Lead
Not long ago, chickenpox was discussed as something every child would catch sooner or later. That assumption changed fundamentally when Japan added varicella to its routine immunization schedule in October 2014. The reported case count, which had been roughly one million per year, dropped sharply. A generation of children is now acquiring immunity through vaccination rather than infection.
The shift from "a disease everyone gets" to "a disease most children are protected against" carries implications for how parents think about the schedule — and why two doses matter.
Before and After the 2014 Schedule Change
Before the routine varicella program launched in Japan in October 2014, approximately one million cases were estimated annually. Surveillance data following the program's introduction show a substantial reduction in case numbers, reflecting population-level herd protection [6].
The American experience offers a longer arc of evidence. Following vaccine introduction in the United States in 1995, hospitalizations had already fallen by 75–88% by 2000–2001 [2]. The public health impact of varicella vaccination is clearly demonstrated in the data.
Why Two Doses Are Necessary
A single dose of varicella vaccine is approximately 70–85% effective at preventing disease, while two doses raise effectiveness to 92–95%, according to ACIP: Advisory Committee on Immunization Practices, the US expert body that sets the national childhood vaccination schedule guidance [1].
After a single dose, exposure to varicella virus can cause "breakthrough varicella" — a milder form of infection with fewer lesions, occurring in a vaccinated person whose immunity is incomplete. Breakthrough cases typically have fewer lesions and less fever, which can cause the infection to go undetected, but the child can still transmit the virus to others [1]. Two doses reduce an individual's risk of disease and also reduce transmission chains across a population.

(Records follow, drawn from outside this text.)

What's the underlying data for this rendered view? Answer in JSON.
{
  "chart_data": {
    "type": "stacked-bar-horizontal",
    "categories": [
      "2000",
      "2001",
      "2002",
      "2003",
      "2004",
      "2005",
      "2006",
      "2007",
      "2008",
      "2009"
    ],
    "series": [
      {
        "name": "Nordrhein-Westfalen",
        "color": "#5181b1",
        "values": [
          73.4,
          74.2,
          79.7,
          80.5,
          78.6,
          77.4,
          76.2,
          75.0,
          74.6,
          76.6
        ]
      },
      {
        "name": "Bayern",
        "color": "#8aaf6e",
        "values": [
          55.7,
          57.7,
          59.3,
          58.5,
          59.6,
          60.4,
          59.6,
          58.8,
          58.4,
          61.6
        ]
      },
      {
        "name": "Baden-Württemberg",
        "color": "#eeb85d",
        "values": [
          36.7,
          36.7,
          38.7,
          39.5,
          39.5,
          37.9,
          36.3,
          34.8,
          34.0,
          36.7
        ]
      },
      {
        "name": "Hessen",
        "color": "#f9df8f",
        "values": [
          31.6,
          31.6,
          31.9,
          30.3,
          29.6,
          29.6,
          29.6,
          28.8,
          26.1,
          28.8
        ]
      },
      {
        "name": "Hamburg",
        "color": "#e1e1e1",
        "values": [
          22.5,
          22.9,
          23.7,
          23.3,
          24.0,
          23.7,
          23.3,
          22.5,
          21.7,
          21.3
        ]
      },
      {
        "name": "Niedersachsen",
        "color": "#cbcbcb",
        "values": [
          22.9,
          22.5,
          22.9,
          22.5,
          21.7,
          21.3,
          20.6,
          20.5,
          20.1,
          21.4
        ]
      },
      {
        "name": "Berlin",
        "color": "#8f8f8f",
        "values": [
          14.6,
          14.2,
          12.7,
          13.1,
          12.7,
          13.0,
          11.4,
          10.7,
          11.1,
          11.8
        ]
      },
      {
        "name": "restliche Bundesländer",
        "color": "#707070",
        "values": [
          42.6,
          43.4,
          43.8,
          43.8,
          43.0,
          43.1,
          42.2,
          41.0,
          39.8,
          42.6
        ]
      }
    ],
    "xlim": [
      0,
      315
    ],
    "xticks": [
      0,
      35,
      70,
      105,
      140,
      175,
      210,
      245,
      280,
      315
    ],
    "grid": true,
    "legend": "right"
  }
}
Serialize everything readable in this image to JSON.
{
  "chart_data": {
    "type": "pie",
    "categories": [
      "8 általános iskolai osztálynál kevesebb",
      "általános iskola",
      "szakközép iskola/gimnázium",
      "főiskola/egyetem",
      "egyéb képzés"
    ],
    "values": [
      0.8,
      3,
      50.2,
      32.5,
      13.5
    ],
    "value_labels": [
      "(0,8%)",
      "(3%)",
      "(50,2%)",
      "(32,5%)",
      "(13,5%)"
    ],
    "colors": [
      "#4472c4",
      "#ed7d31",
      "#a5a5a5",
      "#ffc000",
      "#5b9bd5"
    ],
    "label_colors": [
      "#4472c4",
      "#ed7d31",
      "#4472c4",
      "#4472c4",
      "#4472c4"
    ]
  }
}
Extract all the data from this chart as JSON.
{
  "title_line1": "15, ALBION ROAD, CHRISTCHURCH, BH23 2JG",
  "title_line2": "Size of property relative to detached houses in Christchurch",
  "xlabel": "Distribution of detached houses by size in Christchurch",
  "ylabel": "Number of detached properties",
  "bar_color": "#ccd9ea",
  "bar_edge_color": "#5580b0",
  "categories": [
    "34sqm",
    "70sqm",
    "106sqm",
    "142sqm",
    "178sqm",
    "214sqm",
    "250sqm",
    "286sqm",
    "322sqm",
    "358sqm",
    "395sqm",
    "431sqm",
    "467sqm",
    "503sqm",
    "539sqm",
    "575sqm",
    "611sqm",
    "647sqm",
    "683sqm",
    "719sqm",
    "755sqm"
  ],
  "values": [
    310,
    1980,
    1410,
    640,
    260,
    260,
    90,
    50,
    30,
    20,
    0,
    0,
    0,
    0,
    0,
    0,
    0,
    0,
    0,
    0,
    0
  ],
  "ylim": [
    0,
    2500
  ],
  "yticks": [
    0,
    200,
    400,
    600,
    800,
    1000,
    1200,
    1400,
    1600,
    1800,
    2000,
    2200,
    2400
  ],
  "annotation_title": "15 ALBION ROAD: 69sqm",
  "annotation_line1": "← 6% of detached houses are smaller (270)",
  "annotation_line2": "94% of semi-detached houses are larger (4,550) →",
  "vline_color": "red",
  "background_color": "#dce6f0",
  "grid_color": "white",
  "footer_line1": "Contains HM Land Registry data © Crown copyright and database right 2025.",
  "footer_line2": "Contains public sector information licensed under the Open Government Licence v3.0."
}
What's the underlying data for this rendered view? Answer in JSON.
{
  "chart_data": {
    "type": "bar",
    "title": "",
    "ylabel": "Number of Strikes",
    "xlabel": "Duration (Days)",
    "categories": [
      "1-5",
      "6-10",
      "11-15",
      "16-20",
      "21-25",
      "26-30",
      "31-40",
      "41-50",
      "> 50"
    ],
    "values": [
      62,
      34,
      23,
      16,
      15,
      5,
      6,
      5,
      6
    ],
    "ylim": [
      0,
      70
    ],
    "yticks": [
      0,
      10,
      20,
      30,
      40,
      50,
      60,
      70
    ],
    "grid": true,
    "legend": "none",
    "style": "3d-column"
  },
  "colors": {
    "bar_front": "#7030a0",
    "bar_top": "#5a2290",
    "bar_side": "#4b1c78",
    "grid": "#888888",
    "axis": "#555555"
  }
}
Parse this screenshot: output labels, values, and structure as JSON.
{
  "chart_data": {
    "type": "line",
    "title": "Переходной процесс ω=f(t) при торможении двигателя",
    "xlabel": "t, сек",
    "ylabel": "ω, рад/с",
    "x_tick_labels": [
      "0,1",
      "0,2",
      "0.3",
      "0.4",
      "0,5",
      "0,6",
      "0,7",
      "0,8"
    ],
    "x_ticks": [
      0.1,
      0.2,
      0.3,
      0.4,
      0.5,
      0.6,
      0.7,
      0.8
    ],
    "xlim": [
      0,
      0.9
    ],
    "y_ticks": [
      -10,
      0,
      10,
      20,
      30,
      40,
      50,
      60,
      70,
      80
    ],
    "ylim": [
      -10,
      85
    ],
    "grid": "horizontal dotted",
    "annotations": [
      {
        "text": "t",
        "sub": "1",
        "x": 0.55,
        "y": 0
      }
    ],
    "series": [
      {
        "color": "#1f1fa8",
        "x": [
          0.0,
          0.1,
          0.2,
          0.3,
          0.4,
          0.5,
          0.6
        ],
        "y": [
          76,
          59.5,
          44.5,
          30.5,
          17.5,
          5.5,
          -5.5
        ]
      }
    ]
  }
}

Japan's routine schedule places the first dose at 12–15 months of age and the second dose at least three months later [6]. Confirming that both are recorded in the boshi techo (Maternal and Child Health Handbook) is the practical first step.
Who Is at Greatest Risk of Severe Disease?
In immunocompetent children, varicella usually follows a self-limiting course. The following groups carry elevated risk of severe disease [1]:
- Neonates and infants under two weeks (particularly if maternal antibody transfer was limited)
- Children with immunodeficiency (during leukemia treatment, on prolonged corticosteroid therapy, etc.)
- Unvaccinated adults (adult infection tends to be more severe than in childhood)
- Pregnant women (high risk of pneumonia complications, and potential fetal effects)
Vaccinating the siblings of an immunocompromised child provides indirect protection to the child who cannot receive the vaccine.
The Relationship with Shingles
Once a person has had varicella — including through vaccination — the virus establishes latent infection: a dormant viral state in which the virus persists in nerve cells without causing symptoms in nerve ganglia: clusters of nerve cell bodies outside the brain and spinal cord, where varicella hides indefinitely and can reactivate as herpes zoster (shingles) years or decades later, typically when immunity declines with age.
Whether the risk of shingles is higher after natural infection or after vaccination remains an area of ongoing study without a clear consensus [5]. But there is no well-established evidence that childhood vaccination significantly increases the risk of shingles, and the evidence points against any meaningful increase.
What Parents Can Do
- Check the boshi techo to confirm both the first and second dose dates. If a dose is missing, consult your pediatrician.
- Completing the schedule before daycare or preschool entry reduces the risk of outbreaks in group settings.
- If a sibling develops chickenpox, an unvaccinated or single-dose child has the option of emergency post-exposure vaccination within 72 hours — contact your pediatrician promptly.
Summary
Varicella has become a preventable disease since routine immunization was introduced. A single dose does not always prevent illness; two doses matter both for individual protection and for maintaining herd immunity. Following the recommended schedule and confirming both doses in the vaccination record is the realistic approach to this infection.
References
- Marin M, Güris D, Chaves SS, Schmid S, Seward JF; Advisory Committee on Immunization Practices. Prevention of varicella. MMWR Recomm Rep. 2007;56(RR-4):1–40. PMID: 17585291.
- Seward JF, Watson BM, Peterson CL, et al. Varicella disease after introduction of varicella vaccine in the United States, 1995–2000. JAMA. 2002;287(5):606–611. doi:10.1001/jama.287.5.606. PMID: 11829699.
- National Institute of Infectious Diseases (Japan). Varicella surveillance data. IASR. 2024.
- Weinmann S, Chun C, Schmid DS, et al. Incidence and clinical characteristics of herpes zoster among children in the varicella vaccine era, 2005–2009. J Infect Dis. 2013;208(11):1859–1868. doi:10.1093/infdis/jit405. PMID: 23908483.
- Ministry of Health, Labour and Welfare (Japan). Overview of varicella vaccine routine immunization. 2014.